Hacia la mitad del texto Allan Poe relata en primera persona  las obsesiones de un sujeto aterrorizado por la idea de un entierro prematuro. Un día, tras un incidente, despierta  empotrado en la  litera de una chalupa, pero  se cree enterrado vivo, lo que origina una sugerente descripción de la angustia. Sin duda esa parte del relato resulta atractiva, elocuente y fascinante.

Roger Corman en su libre interpretación del mundo del escritor norteamericano se “inspiró” en el referido cuento para filmar la película La Obsesión (1962). El actor Ray Milland, que también sufrió rayos X en los ojos, protagonizaba un argumento en el que su personaje se enfrentaba a la obsesión de morir como su padre: enterrado vivo.  La ansiedad del individuo, ante los efectos de la catalepsia, traslada la película a una delirante (en mi caso este adjetivo siempre lo utilizo en sentido positivo) escena en la que se nos muestra como al protagonista le fallan todas las precauciones que había adoptado para huir de la  cripta familiar ante una posible muerte en vida.

Este film lo visualicé por primera vez, durante el inicio de mi adolescencia, en un ciclo dedicado  a Roger Corman que la segunda cadena de televisión española tuvo a bien programar durante varias tardes de domingo. Por fortuna, el video me permitió reproducir la escena ya citada una y otra vez. En algún momento no me pareció conveniente el acompañamiento musical y entonces me decidí a ponerle música a la escena. Así investigué sobre  el efecto de la misma con el televisor enmudecido mientras un radiocasete desgranaba el Réquiem de Mozart,  en ocasiones rematado con un disco de fondo de efectos especiales donde los gritos, aullidos y un extraño corte, denominado “sonidos de laboratorio”, ayudaban a sostener un efecto fascinante. Calculo que esa escena la visionaría una media de sesenta veces en un año.

Durante esas sesiones privadas, mi memoria recordó la presencia de un doble que me espiaba desde los armarios donde me ocultaba de niño. Tras arduas investigaciones descubrí que ese doble era mi propio reflejo en un espejo. Entonces la idea del “otro” cobró en mí un gran sentido. En parte, expirado a través de dos relatos de mi libro Así se cuece a un hombre.

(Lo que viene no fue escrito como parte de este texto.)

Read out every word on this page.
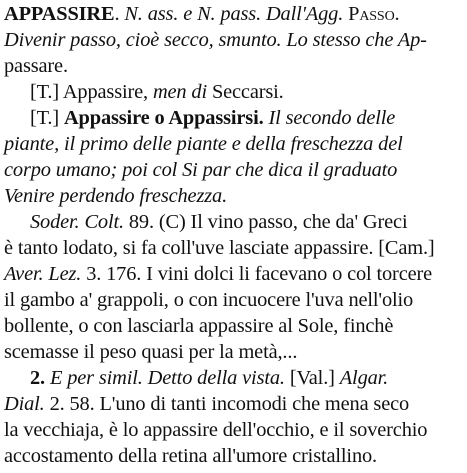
APPASSIRE. N. ass. e N. pass. Dall'Agg. Passo.
Divenir passo, cioè secco, smunto. Lo stesso che Ap-
passare.
[T.] Appassire, men di Seccarsi.
[T.] Appassire o Appassirsi. Il secondo delle
piante, il primo delle piante e della freschezza del
corpo umano; poi col Si par che dica il graduato
Venire perdendo freschezza.
Soder. Colt. 89. (C) Il vino passo, che da' Greci
è tanto lodato, si fa coll'uve lasciate appassire. [Cam.]
Aver. Lez. 3. 176. I vini dolci li facevano o col torcere
il gambo a' grappoli, o con incuocere l'uva nell'olio
bollente, o con lasciarla appassire al Sole, finchè
scemasse il peso quasi per la metà,...
2. E per simil. Detto della vista. [Val.] Algar.
Dial. 2. 58. L'uno di tanti incomodi che mena seco
la vecchiaja, è lo appassire dell'occhio, e il soverchio
accostamento della retina all'umore cristallino.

El asma que sufro desde el comienzo de mis tiempos me invocaba el terror a morir ahogado. Y, aunque sigo prefiriendo, como en mis primeros días, los espacios pequeños, aislados y oscuros, la sensación de ahogo de un hombre acomodado en un ataúd bajo tierra logra  inquietarme. Pero luego descubrí a los vampiros, cuyos ataúdes duermen al raso y entonces me tranquilicé. Ese fue el comienzo de mi pasión por los vampiros como personajes y de sus diversas materializaciones a lo largo de la historia del arte, pero también de los diversos tratados científicos y seudocientíficos que les han dedicado.